Thursday, February 07, 2008

Book 2.0

Anytime there is a technology discussion that includes words like reliable, killer user interface, revolution, or instant-anything eyebrows begin to raise, or you wonder what Apple is up to now.

Steven Levy's article in Newsweek about Amazon's new ebook reader is certainly interesting. I agree this "will change the way readers read, writers write and publishers publish" (p. 57), but the jury is still out if this is a revolution.

The attractiveness of this latest entrant into digital books includes the long battery life, independence from a personal computer, and wireless capability. But it is the many other content capabilities beyond books that make this intriguing; like access to newspapers and magazines, ability to connect to Wikipedia, Google, blogs, other web pages, and even other business documents in PDF format. Together these capabilities do make this device the "iPod of reading" (p. 58).

Books and reading in general has been a social activity for centuries, but the question remains: will people want to hold a digital book in their hands or curl up in their favorite spot to journey with the author? Will the limitations of sharing, loaning, or shelving books hold this gadget back or will the overwhelming mass of content take us there eventually?

From a business perspective, Kindle is very efficient. What are your thoughts about the pros and cons from a social interaction perspective?

SOURCE: Levy, S. (2007 November 26). The Future of Reading. Newsweek, pp. 57-64.

Friday, February 01, 2008

Do You See Me Now?

Facebook allows users to upload and tag photos of anyone in their network. Once tagged, you anyone in your network can see these photos. There has been some concern about how this "feature" will impact job searchers as Human Resource (HR) organizations become more connected to social networking sites.

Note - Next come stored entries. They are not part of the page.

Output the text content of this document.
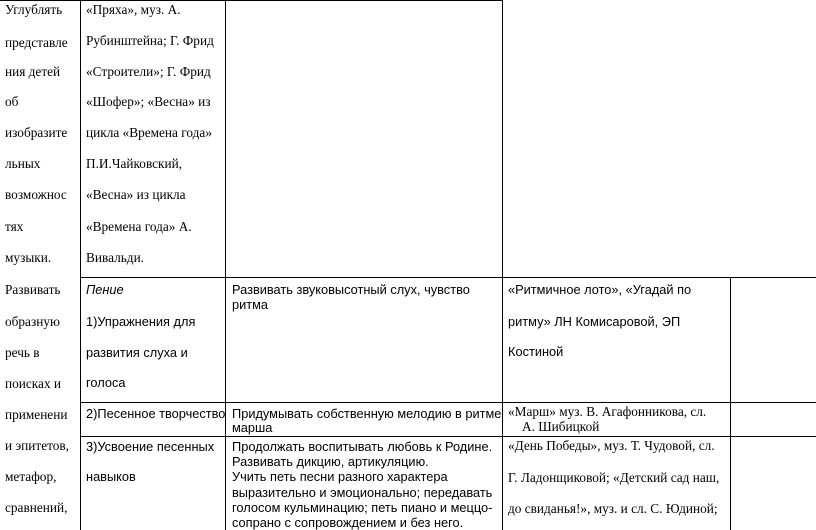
Углублять
представле
ния детей
об
изобразите
льных
возможнос
тях
музыки.
Развивать
образную
речь в
поисках и
применени
и эпитетов,
метафор,
сравнений,
«Пряха», муз. А.
Рубинштейна; Г. Фрид
«Строители»; Г. Фрид
«Шофер»; «Весна» из
цикла «Времена года»
П.И.Чайковский,
«Весна» из цикла
«Времена года» А.
Вивальди.
Пение
1)Упражнения для
развития слуха и
голоса
Развивать звуковысотный слух, чувство
ритма
«Ритмичное лото», «Угадай по
ритму» ЛН Комисаровой, ЭП
Костиной
2)Песенное творчество Придумывать собственную мелодию в ритме
марша
«Марш» муз. В. Агафонникова, сл.
А. Шибицкой
3)Усвоение песенных
навыков
Продолжать воспитывать любовь к Родине.
Развивать дикцию, артикуляцию.
Учить петь песни разного характера
выразительно и эмоционально; передавать
голосом кульминацию; петь пиано и меццо-
сопрано с сопровождением и без него.
«День Победы», муз. Т. Чудовой, сл.
Г. Ладонщиковой; «Детский сад наш,
до свиданья!», муз. и сл. С. Юдиной;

This tagging process on Facebook is manual, however, there is new start-up on the scene, Polar Rose, that dynamically tags photos using face-recognition software. This takes the HR concern to new levels as photos are uploaded by friends and foes alike and you may (or likely) may not be aware that photos of you have been uploaded.

With the growing concern for privacy as well as international security and the beginning stages of HR groups incorporating social networking technologies into their recruiting practices, what are the pros and cons of something like this?

Schenker, J.L. (2007, December 24). Finding Faces in the e-Crowd. Businessweek, p. 70.

Saturday, January 26, 2008

Wireless Society (sort of)

Increasingly we see our pop culture incorporating internet technologies into their normal routine. With the increase in wireless capability, we also see a dramatic rise in our ability to connect not just for voice, but data and rich-media as well.

However, the limitation we are finding is the lack of cooperation of those who control these networks. Organizations like AT&T, Nextel, T-Mobile, and Alltel have a challenge as they seek to protect their interests (which translates into revenue) while cooperating with a growing demand for portability and access. Bruce Meyerson identifies how some are challenging this lack of cooperation on the grounds that it violates free speech.

What do you think? Should we be able to send messages between carriers without charge?

SOURCE: Meyerson, B. (2007 December 24). Not On Our Network, You Don't. Businessweek, p. 34.

Saturday, January 12, 2008

Who's Really In Control?

I came across a fascinating quote recently in Wired Magazine. Spencer Reiss was interviewing Nicholas Carr about the future of technology. They covered the idea of dummy computers, privacy, the global network, and how we interact with computers, but the most fascinating quote was:

We're beginning to process information as if we're nodes; it's all about the speed of locating and reading data. We're transferring our intelligence into the machine, and the machine is transferring its way of thinking into us.

How are you seeing this in your business?

SOURCE: Reiss, S. (2008, JAN). Do You Trust Google? Wired, p. 42.

Saturday, January 05, 2008

The Not-So-Original Idea

The idea of a network of like-minded people connecting is certainly nothing new. This has been happening for ages. Why we are at the same time so enamoured and scared of MySpace and Facebook is interesting. It was also interesting to learn about The Well.

Launched in 1985 on a dial-up bulletin board system (BBS), The Well is one of the earliest online communities for collaboration, innovation and debate. In a recent article in Wired's 15th Aniiversary: A Look Back, Malinowski identified two key reasons for the success of this community:

  • Accountability versus anonymity Many sites today remove the identity which opens up some unprofessional behavior. The Well provided the ability for people to create unique "handles" but kept them linked to a real person.

  • Depth versus brevity Instant messing (IM) and SMS messages are increasingly influencing our communication patterns and expectations. Some discussions merit much more than can be communicated by texting a message on a PDA. The Well provides a mechanism where people can enter into deep discussion, some of which go back 20 years.

  • The implication for business' considering social networking include building in accountability and encouraging contributors to add meaningful thoughts and ideas to the discussion. This may require some well-trained moderators to keep the discussions on tract.